Both the Pie Pendulum and Pie Roulette were previously used on the Nickelodeon game show What Would You Do?, which was also created by Woody Fraser.

At the end of the final event, the team with the most points was the winner. That team won two prizes (such as a new living room group and a ceiling fan), and a trophy called "The Family Challenge Championship Cup" and during the closing credits, Gene Wood announced that all of the food used on the show was no longer edible.

==Season two changes==
Besides the new host and announcer, the show was re-titled The New Family Challenge and given a new set.

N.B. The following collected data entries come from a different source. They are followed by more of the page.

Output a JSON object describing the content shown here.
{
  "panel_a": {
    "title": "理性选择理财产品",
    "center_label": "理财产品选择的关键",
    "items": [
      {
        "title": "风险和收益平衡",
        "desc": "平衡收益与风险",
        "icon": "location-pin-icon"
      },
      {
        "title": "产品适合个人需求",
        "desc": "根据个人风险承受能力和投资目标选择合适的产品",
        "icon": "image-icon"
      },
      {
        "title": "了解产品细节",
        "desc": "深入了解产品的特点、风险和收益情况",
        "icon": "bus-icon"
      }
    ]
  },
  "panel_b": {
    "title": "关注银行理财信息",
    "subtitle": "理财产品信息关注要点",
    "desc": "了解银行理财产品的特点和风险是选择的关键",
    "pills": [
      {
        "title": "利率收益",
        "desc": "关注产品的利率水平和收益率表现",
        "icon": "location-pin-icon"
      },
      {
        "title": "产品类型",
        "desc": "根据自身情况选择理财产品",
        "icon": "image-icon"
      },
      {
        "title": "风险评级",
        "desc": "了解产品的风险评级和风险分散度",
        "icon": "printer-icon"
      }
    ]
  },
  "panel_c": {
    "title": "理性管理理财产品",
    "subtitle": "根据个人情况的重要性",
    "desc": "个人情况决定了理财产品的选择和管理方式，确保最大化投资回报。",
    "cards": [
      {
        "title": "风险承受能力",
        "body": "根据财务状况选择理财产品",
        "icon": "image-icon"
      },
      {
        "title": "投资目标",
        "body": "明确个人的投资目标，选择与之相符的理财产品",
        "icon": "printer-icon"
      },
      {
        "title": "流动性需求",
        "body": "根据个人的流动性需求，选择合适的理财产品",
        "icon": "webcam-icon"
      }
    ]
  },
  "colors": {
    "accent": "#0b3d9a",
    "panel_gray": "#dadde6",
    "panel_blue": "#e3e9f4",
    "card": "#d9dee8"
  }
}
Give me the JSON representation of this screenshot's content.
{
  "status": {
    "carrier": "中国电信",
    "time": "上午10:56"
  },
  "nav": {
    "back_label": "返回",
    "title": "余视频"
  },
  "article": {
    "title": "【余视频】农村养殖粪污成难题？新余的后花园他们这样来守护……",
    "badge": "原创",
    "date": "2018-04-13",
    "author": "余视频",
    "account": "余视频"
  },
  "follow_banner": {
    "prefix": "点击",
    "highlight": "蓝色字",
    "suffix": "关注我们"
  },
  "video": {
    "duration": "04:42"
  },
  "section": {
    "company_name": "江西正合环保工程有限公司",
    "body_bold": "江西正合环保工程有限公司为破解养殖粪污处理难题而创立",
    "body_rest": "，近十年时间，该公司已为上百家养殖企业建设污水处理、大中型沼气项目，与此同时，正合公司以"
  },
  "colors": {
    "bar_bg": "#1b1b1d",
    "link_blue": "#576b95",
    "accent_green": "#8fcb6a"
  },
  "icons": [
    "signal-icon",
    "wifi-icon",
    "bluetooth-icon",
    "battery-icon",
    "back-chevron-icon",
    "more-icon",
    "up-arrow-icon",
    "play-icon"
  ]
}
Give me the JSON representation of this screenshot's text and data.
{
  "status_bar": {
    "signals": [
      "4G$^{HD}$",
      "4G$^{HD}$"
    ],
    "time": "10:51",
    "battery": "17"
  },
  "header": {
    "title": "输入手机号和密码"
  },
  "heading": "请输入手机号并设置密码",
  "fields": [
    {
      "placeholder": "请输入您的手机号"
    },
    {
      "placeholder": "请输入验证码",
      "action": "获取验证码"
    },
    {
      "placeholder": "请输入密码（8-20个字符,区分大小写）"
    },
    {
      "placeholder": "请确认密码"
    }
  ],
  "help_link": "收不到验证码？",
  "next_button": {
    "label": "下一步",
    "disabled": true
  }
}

It was taped at Universal Studios Hollywood. The game was played the same as before, except that only four stunts were played. Burger also played games with the audience, filling the time previously used for the fifth and sixth stunt. Each team this season had 5 players, usually 2 adults and 3 children, and the team colors changed every episode whereas in Season 1 it was always red team versus blue team.

Towards the end of the run, all Friday shows consisted solely of audience participation games.

The second season premiere was dedicated to the memory of Ray Combs, as acknowledged during the credits.